Здесь были броши, табакерки, колье, серьги, подвески, перстни… Он открывал одну коробочку за другой, и, полюбовавшись игрой камней и как правило золотой, изысканно сделанной основой, снова закрывал. После чего аккуратно сложил все коробочки в сумку из чертовой кожи и, туго затянув ей горлышко, подвесил на груди на заранее приготовленном крючке, закрепленном на окутывавшей шею кожаном ремешке.
Сумка с драгоценностями надежно улеглась на живот, заняв то место в районе желудка и поджелудочной железы, которое словно специально создано ниже ребер для схоронов.
А теперь дело было за портретами в комнате, где на полу лежало тело старика.
Предубеждения против трупов у юноши не было.
Как против тех, что образовались в результате его вмешательства в плавное развитие человеческой жизни, так и против тех, что умерли от руки других убийц или своей смертью.
Он вошел в комнату. Здесь все было в том виде, в каком он оставил полчаса назад.
Таинственно поблескивали черной глянцевой – изредка матовой поверхностью предметы мебели, созданной в Испании в ХVII веке из черного, дерева, мирно, как ни в чем не бывало шаркали из стороны в сторону два рыцаря, ухватившиеся руками за маятник больших деревянных часов. В той же позе лежал на ковре старик. Он лежал на животе.
– Вот интересно, – все помню, – укорил себя юноша, – а в каком положении оставил старика, – не помню. На животе он лежал, или на спине. Кажись, на спине. Но не повернулся же он после смерти! Значит, так и упал, мордой вниз.
Большой лужи крови под стариком не было. Но это не смутило юношу. Всяких «шнуров» он видал. И таких, что буквально плавали в своей кровище, и таких, что ни капельки снаружи, а полная грудь или живот крови. Это когда ранение не проникающее и упал удачно.
– Упал удачно, – констатировал юноша, с удовлетворением рассматривая сценическую площадку.

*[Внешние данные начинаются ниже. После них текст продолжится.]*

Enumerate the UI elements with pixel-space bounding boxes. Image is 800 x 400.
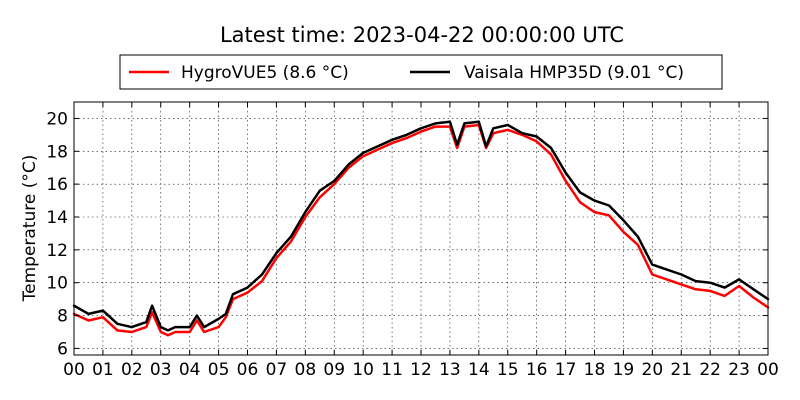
grid-lines xyxy=(73,102,769,355)
x-tick-label: 06 xyxy=(237,360,259,380)
y-tick-label: 6 xyxy=(57,339,68,359)
y-tick-label: 18 xyxy=(46,142,68,162)
y-tick-label: 14 xyxy=(46,208,68,228)
x-tick-label: 03 xyxy=(150,360,172,380)
x-tick-label: 00 xyxy=(63,360,85,380)
legend: HygroVUE5 (8.6 °C) Vaisala HMP35D (9.01 … xyxy=(119,54,723,90)
y-axis-label: Temperature (°C) xyxy=(20,155,40,303)
plot-area xyxy=(73,101,769,356)
x-tick-label: 05 xyxy=(208,360,230,380)
chart-title: Latest time: 2023-04-22 00:00:00 UTC xyxy=(220,23,624,47)
x-tick-label: 13 xyxy=(439,360,461,380)
axis-ticks xyxy=(73,102,769,355)
series-line-vaisala xyxy=(72,120,770,332)
y-tick-label: 10 xyxy=(46,274,68,294)
series-line-hygrovue5 xyxy=(72,123,770,337)
y-tick-label: 20 xyxy=(46,109,68,129)
x-tick-label: 20 xyxy=(642,360,664,380)
x-tick-label: 19 xyxy=(613,360,635,380)
series-lines xyxy=(72,120,770,337)
x-tick-label: 23 xyxy=(728,360,750,380)
x-tick-label: 08 xyxy=(295,360,317,380)
y-tick-label: 8 xyxy=(57,307,68,327)
x-tick-label: 01 xyxy=(92,360,114,380)
legend-label-vaisala: Vaisala HMP35D (9.01 °C) xyxy=(464,63,684,83)
legend-label-hygrovue5: HygroVUE5 (8.6 °C) xyxy=(181,63,349,83)
x-tick-label: 17 xyxy=(555,360,577,380)
x-tick-label: 10 xyxy=(352,360,374,380)
y-axis-tick-labels: 6 8 10 12 14 16 18 20 xyxy=(46,109,68,359)
x-tick-label: 15 xyxy=(497,360,519,380)
x-tick-label: 22 xyxy=(699,360,721,380)
x-tick-label: 14 xyxy=(468,360,490,380)
x-tick-label: 07 xyxy=(266,360,288,380)
y-tick-label: 12 xyxy=(46,241,68,261)
x-tick-label: 09 xyxy=(323,360,345,380)
x-tick-label: 00 xyxy=(757,360,779,380)
x-tick-label: 11 xyxy=(381,360,403,380)
y-tick-label: 16 xyxy=(46,175,68,195)
x-tick-label: 21 xyxy=(670,360,692,380)
x-axis-tick-labels: 00 01 02 03 04 05 06 07 08 09 10 11 12 13 14 15 16 17 18 19… xyxy=(63,360,779,380)
x-tick-label: 12 xyxy=(410,360,432,380)
x-tick-label: 18 xyxy=(584,360,606,380)
x-tick-label: 02 xyxy=(121,360,143,380)
x-tick-label: 04 xyxy=(179,360,201,380)
x-tick-label: 16 xyxy=(526,360,548,380)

Старик его вмешательства уже не требовал.
А вот два урода на стенке, что справа и слева от часов, его заждались.
Он подтащил к стене старинное испанское кресло с ручками в виде львиных голов с кудлатыми головами, встал на сиденье, дотянулся до портретов. И уже протянул к темной, крепкой с виду бечевке, на которой держался портрет карлицы в королевском платье, руку с финкой, как вдруг его будто что подтолкнуло в спину.

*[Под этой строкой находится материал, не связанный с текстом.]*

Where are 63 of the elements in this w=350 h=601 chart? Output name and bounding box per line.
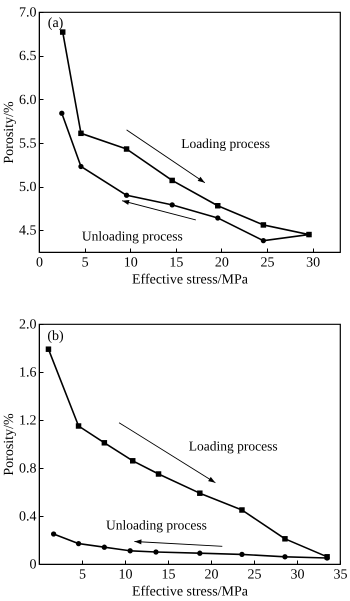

– А ну, как секрет? Сигнализация? Такой же простой, как в сейфе, но на который, именно после простоты предыдущих действий, и мог бы купиться неопытный взломщик.
Юноша достал из кармана курточки фонарь, направил луч за картины. Встал у стены, всмотрелся. Точка, ракурс показались ему недостаточными для принятия решения. Он подтащил к стене кресло с львиными головами, встал на него, ещё раз всмотрелся в узкое пространство за картинами.

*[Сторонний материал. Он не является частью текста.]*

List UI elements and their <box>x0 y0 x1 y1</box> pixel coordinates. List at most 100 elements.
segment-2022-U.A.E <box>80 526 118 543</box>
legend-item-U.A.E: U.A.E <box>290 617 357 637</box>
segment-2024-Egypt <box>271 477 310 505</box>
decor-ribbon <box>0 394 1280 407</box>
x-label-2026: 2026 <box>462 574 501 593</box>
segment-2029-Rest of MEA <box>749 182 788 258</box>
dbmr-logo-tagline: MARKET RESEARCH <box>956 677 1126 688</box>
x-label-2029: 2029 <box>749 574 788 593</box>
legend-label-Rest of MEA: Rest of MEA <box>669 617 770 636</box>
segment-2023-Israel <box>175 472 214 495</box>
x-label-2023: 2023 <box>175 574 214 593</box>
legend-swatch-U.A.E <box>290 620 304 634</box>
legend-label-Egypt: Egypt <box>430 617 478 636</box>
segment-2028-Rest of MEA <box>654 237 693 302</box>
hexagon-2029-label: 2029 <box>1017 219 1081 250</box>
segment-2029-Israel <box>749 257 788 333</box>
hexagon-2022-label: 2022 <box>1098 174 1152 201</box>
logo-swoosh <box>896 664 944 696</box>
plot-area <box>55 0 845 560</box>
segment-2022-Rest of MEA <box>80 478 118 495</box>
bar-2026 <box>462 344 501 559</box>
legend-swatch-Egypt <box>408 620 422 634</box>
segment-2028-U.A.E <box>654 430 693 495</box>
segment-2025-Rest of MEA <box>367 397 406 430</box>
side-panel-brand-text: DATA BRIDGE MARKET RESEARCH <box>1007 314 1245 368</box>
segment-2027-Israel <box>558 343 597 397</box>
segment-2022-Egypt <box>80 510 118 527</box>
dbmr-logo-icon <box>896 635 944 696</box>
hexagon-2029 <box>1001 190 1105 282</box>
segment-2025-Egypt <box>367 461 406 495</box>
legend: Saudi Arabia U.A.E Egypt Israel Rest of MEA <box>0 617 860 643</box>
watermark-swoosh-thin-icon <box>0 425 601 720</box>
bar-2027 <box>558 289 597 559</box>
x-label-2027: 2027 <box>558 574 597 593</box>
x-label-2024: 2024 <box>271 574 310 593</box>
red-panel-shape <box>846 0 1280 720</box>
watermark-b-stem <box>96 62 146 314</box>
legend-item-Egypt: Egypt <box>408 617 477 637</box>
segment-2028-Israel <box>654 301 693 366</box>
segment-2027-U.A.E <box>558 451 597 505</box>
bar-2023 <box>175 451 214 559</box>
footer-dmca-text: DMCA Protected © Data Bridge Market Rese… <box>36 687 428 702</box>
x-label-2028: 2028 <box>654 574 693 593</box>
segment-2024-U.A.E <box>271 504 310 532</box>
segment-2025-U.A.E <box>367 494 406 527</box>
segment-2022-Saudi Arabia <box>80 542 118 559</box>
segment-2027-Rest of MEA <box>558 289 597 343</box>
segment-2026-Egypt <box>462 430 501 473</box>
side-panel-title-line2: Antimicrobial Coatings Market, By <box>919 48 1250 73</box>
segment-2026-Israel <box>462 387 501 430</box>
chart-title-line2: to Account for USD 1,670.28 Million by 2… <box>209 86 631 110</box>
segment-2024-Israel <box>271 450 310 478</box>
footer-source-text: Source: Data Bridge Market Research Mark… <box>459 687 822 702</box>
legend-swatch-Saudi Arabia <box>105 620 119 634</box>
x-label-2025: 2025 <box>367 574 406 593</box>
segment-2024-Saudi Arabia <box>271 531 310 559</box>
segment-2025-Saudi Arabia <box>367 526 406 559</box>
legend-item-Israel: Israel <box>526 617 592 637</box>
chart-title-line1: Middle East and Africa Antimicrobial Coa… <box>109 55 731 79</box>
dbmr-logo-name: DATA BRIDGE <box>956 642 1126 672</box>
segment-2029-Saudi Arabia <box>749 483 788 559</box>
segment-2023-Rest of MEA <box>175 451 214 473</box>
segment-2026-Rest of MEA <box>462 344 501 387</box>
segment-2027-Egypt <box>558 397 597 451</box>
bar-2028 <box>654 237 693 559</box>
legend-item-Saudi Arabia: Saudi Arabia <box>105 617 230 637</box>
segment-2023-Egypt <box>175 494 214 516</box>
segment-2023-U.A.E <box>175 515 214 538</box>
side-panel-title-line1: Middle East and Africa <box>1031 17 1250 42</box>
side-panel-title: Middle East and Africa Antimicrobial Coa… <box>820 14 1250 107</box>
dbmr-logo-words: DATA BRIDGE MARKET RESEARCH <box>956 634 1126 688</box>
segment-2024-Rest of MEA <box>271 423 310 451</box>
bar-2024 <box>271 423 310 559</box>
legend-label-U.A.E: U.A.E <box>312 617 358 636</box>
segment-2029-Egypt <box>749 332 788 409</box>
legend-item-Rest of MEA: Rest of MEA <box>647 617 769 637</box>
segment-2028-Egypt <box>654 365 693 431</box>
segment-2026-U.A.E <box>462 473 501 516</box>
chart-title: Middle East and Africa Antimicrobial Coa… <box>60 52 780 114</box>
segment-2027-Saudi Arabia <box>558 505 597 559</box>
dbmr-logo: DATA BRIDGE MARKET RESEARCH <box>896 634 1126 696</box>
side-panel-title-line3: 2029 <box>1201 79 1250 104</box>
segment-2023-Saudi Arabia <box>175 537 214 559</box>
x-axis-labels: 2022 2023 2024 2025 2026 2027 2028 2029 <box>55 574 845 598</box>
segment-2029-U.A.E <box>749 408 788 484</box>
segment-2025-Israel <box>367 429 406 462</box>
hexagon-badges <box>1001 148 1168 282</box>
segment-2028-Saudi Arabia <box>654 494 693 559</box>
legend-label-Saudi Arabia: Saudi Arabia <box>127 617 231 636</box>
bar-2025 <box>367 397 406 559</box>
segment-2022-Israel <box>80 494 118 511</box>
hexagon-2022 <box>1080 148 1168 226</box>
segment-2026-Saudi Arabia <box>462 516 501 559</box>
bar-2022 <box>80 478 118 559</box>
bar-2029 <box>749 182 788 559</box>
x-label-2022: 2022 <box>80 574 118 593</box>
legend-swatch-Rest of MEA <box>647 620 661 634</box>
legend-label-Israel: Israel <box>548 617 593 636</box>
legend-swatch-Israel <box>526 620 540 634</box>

– Вот она, сучка! – удовлетворенно заметил он сам себе.
С темной бечевкой, на которой держались оба портрета, контрастировала серебряная (стальная, конечно же, но смотревшаяся в темноте как серебряная паутинка) струна, которая вела от портретов вниз, к пульту, вмонтированному в плинтус.
– Чуть дернешь неосторожно картинку, контакт сработает, и пошел сигнал в местную ментярню! – хохотнул юноша. – Нашли дурака.
Не слезая с кресла, он достал из кармана джинсовой курточки кусачки, аккуратно ухватил первый проводок, и, чертыхнувшись на дорожку (в силу того, что был безбожником, молиться было бессмысленно), перекусил проводок.
Потом, – стоит ли рисковать, когда конец операции так близок, он перетащил кресло на другую сторону от секретера соответственно, от часов, встал, направил луч фонаря, увидел оставшуюся, ведшую от портрета мужика-уродца стальную проволочку вниз, к пульту, и, вновь чертыхнувшись, перекусил и её.
– Кажись, все, – удовлетворенно выдохнул он гнилостный запах изо рта.
Давно болели два коренных зуба справа, десна опухла, и он сам, кажется, чувствовал, какой гнилью несет от разъеденных кариесом зубов, но работа была такая, что никак не отложишь, много заказов. Некогда лечиться. И он все откладывал, откладывал поход к зубному врачу.